The EBS Provider then returns the BLOB ID (BlobId) to the interface, and the interface passes the ID to the storage access stack. The access stack then persists the ID and the BLOB metadata in the content database.
The EBS Provider is responsible for returning a unique identifier ([Out] ppbBinaryId) for the BLOB file that it places in the external BLOB store.
Retrieving BLOB data from the external BLOB store is the reverse of the Save operation. When the EBS Provider recognizes an Open command on a file that is associated with a BLOB, it invokes methods on the provider interface to retrieve the file from the external BLOB store. Figure 3 is a functional illustration of how an Open command from the front-end Web application is used by the storage access stack to retrieve the BLOB ID from the content database, and then uses the ID to retrieve the binary stream from the external BLOB store.

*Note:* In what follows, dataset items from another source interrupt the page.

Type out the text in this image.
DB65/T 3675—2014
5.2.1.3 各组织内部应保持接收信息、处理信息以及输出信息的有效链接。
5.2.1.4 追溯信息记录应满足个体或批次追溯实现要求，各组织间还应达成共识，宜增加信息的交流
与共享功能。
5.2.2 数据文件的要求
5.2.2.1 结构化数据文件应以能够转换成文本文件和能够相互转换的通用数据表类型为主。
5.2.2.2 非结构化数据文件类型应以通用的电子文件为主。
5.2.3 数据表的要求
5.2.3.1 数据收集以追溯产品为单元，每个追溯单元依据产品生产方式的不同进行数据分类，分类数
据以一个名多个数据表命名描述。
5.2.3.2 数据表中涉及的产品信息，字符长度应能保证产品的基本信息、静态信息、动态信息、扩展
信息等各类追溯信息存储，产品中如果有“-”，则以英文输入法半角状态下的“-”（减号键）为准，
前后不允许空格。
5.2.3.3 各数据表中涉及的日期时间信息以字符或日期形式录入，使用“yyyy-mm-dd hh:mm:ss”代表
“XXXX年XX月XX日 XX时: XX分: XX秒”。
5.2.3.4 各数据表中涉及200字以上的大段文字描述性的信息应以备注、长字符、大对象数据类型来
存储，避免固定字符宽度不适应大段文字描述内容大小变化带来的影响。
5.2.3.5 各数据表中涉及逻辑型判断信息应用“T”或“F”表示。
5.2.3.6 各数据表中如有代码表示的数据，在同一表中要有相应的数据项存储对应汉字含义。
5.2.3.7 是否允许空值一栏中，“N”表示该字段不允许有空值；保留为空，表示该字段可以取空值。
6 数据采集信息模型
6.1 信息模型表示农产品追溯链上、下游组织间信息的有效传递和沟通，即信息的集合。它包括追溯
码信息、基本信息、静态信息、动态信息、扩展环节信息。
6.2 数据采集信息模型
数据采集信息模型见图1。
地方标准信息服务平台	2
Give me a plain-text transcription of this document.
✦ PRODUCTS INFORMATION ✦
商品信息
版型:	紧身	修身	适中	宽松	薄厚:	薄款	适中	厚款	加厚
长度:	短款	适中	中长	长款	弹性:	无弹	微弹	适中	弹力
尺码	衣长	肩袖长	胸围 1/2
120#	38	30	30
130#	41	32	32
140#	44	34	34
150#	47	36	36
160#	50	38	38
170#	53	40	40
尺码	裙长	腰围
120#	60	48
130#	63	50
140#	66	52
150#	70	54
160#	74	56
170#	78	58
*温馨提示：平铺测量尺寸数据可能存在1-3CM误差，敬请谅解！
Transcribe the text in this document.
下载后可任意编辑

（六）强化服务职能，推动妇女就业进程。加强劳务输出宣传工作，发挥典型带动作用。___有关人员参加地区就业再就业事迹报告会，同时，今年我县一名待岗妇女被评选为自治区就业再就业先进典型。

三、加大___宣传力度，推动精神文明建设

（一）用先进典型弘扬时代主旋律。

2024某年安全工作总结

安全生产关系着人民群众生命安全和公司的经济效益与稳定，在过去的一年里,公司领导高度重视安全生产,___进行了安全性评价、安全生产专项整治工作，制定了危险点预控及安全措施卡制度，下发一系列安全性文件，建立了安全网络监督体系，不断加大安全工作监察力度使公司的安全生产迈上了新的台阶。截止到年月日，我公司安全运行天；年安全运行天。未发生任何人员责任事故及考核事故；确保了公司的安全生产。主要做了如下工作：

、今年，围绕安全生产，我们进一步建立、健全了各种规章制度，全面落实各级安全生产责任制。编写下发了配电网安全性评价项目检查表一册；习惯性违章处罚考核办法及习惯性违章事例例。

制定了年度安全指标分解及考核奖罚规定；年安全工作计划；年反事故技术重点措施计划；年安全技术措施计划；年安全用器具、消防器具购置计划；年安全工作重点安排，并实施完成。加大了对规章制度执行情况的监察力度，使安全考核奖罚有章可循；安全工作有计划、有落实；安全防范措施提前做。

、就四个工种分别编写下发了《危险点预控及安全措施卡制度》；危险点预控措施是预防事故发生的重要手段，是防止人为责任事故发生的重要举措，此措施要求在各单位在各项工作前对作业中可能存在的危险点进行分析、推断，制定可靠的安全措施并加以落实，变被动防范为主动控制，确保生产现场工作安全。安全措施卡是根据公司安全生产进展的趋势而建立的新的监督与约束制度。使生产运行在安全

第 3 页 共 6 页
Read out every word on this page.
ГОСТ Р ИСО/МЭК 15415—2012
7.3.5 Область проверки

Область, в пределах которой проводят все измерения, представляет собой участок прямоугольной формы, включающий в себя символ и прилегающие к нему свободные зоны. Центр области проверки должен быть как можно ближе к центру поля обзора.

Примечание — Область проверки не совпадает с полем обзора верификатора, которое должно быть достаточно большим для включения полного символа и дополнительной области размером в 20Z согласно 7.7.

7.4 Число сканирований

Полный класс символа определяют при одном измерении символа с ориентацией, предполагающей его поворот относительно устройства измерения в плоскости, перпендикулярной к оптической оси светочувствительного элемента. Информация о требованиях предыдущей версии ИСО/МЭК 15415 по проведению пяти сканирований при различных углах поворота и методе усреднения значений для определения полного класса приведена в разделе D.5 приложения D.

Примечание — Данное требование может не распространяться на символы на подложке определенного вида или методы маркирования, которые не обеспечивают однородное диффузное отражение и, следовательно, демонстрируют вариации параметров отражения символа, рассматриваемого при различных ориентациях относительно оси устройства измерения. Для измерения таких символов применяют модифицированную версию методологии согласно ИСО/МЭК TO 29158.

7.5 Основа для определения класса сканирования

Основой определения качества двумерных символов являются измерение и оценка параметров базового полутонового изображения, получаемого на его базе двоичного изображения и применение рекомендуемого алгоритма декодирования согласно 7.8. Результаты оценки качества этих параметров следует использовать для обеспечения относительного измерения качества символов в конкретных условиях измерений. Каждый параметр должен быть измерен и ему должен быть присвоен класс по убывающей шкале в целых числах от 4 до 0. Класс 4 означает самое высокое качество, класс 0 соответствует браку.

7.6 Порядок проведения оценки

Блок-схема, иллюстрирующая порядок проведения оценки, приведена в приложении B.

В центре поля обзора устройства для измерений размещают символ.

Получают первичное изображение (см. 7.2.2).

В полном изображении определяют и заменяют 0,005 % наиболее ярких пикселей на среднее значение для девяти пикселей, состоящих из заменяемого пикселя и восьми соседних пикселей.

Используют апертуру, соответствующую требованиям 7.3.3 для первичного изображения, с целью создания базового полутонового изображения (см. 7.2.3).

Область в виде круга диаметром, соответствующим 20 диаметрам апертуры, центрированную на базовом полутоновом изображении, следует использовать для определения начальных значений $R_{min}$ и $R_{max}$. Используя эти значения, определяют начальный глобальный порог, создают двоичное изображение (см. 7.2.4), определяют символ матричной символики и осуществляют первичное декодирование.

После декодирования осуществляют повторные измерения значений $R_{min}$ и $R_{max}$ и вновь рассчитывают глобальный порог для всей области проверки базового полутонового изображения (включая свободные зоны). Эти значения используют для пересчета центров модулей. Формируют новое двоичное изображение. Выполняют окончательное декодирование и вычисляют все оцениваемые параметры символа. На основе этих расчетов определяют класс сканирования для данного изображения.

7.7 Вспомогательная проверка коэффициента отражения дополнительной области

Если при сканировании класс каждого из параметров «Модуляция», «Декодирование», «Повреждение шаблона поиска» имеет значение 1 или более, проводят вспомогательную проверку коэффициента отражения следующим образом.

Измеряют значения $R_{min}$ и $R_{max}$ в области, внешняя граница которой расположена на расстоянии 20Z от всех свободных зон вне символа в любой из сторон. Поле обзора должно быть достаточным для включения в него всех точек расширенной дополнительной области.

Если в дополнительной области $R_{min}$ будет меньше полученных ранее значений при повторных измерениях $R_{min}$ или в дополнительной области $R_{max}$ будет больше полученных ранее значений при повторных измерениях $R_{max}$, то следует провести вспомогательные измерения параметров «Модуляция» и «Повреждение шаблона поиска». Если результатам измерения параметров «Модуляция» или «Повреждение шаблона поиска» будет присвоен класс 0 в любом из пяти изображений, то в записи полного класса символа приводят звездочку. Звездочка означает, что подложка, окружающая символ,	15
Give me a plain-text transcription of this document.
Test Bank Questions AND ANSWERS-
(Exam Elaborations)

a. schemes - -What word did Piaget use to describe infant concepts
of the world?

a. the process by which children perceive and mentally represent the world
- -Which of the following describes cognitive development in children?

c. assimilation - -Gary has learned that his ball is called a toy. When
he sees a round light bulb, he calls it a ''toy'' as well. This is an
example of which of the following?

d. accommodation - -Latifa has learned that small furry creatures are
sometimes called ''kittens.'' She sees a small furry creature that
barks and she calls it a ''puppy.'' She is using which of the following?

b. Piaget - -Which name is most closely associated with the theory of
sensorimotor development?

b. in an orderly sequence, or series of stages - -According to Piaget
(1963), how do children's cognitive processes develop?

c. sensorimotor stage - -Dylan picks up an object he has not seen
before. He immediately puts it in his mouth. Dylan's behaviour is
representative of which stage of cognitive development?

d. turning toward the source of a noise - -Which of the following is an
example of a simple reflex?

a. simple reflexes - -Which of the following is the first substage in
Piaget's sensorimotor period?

The storage access stack retrieves metadata and BlobId by sending a Transact-SQL query to the content database; it then passes the return value (BlobId) to the EBS Provider so it can fetch the appropriate binary file from the external BLOB store by using the RetrieveBinary method on the ISPExternalBinaryProvider interface. The method returns an ILockBytes interface to the storage access stack.
As with the StoreBinary method, the EBS Provider is responsible for logging retrieval events. Windows SharePoint Server logs unexpected HRESULT returns, but otherwise it acts as though returns are simply S_OK or E_FAIL.
EBS Provider errors are mapped by the storage access stack to known error codes.